Humanizar pessoas negras, entender o significado de privilégio e olhar ao redor, além de entender o processo histórico que formou a sociedade brasileira são alguns dos "exercícios" propostos pela cartilha.

"As pessoas precisam entender o significado de privilégio, ele advém historicamente pela construção social do racismo. Foram mais de 300 anos de escravidão e, no pós-abolição, o negro não foi incluído de fato na sociedade brasileira", pontua. "Falta às pessoas o entendimento de como as desigualdades foram criadas. A origem social delas."

É só com essa retomada histórica, acredita a autora, que estaremos prontos para avançar em direção à igualdade social. "Pensar 'lugar de fala' é entender isso. E a partir daí, elaborar como se pode construir espaços menos desiguais. Como do lugar de privilégio que as pessoas estão, elas podem pensar a sociedade e construir outros espaços."

Rever os afetos

No capítulo "Conheça seus desejos e afetos", Djamila coloca holofote sobre as questões das mulheres negras que, entre várias formas de racismo, também sofrem com a hiperssexualização dos corpos. Para a autora, mudar os estigmas precisa ser um trabalho das pessoas brancas de revisão do tratamento dado às pessoas negras.
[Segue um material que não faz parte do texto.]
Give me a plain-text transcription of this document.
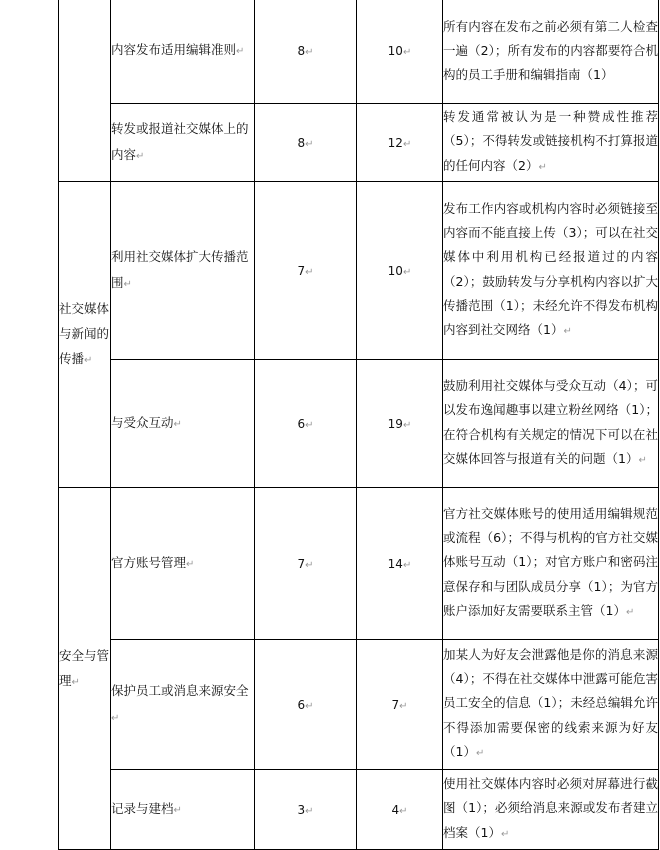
	内容发布适用编辑准则↵	8↵	10↵	所有内容在发布之前必须有第二人检查一遍（2）；所有发布的内容都要符合机构的员工手册和编辑指南（1）
	转发或报道社交媒体上的内容↵	8↵	12↵	转发通常被认为是一种赞成性推荐（5）；不得转发或链接机构不打算报道的任何内容（2）↵
社交媒体与新闻的传播↵	利用社交媒体扩大传播范围↵	7↵	10↵	发布工作内容或机构内容时必须链接至内容而不能直接上传（3）；可以在社交媒体中利用机构已经报道过的内容（2）；鼓励转发与分享机构内容以扩大传播范围（1）；未经允许不得发布机构内容到社交网络（1）↵
	与受众互动↵	6↵	19↵	鼓励利用社交媒体与受众互动（4）；可以发布逸闻趣事以建立粉丝网络（1）；在符合机构有关规定的情况下可以在社交媒体回答与报道有关的问题（1）↵
安全与管理↵	官方账号管理↵	7↵	14↵	官方社交媒体账号的使用适用编辑规范或流程（6）；不得与机构的官方社交媒体账号互动（1）；对官方账户和密码注意保存和与团队成员分享（1）；为官方账户添加好友需要联系主管（1）↵
	保护员工或消息来源安全↵	6↵	7↵	加某人为好友会泄露他是你的消息来源（4）；不得在社交媒体中泄露可能危害员工安全的信息（1）；未经总编辑允许不得添加需要保密的线索来源为好友（1）↵
	记录与建档↵	3↵	4↵	使用社交媒体内容时必须对屏幕进行截图（1）；必须给消息来源或发布者建立档案（1）↵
"Tem que nos tratar como as brancas, nos restituindo de humanidade. Nos tratar como sujeitos, não como mero objetos e mercadorias. Muitos dos tratamentos que recebemos é porque sequer reconhecem essa humanidade", detalha. "É preciso passar por um processo de desconstrução", sugere.

Criança no combate ao racismo  - VLIET/iStock - VLIET/iStock
Incômodo deve levar à ação para igualdade racial
Imagem: VLIET/iStock

Depois de reconhecer as desigualdades, não basta ficar no discurso. Se sentir incomodado com as faltas de acesso e de oportunidades de pessoas negras em vários espaços e com a discriminação racial deve levar à ação, indica a autora.

Algumas sugestões de como reverter o jogo são: apoiar ações e políticas afirmativas, questionar a cultura massificada que consumimos — que exclui ou se apropria da cultura negra —, contratar pessoas negras no mundo corporativo e ler autores negros, para entender o mundo pela visão deles. Olhar para a mídia que, por vezes, reforça estereótipos racistas, também é uma forma de se engajar na luta antirracista.

"Se você é empregador, deve [se perguntar] se você está empregando pessoas negras, se criou um comitê de diversidade que funciona. Quem tem poder, precisa pensar como está fazendo isso. Na prefeitura [de São Paulo] do Haddad [Fernando Haddad, gestão em que foi secretária-adjunta de Direitos Humanos], foi criada cota para negros, negras e afrodescendentes [mínimo de 20% das vagas e/ou cargos públicos]. É importante que os gestores públicos tenham esse olhar, assim como a lei de cotas federais."

No mundo corporativo, um jeito de ser antirracista é não criar práticas que afastem pessoas negras ou que são de baixa renda das vagas de emprego. "É preciso pensar se só pega currículos das universidades de elite. Se exige inglês fluente, entender que poucas falam o idioma no Brasil."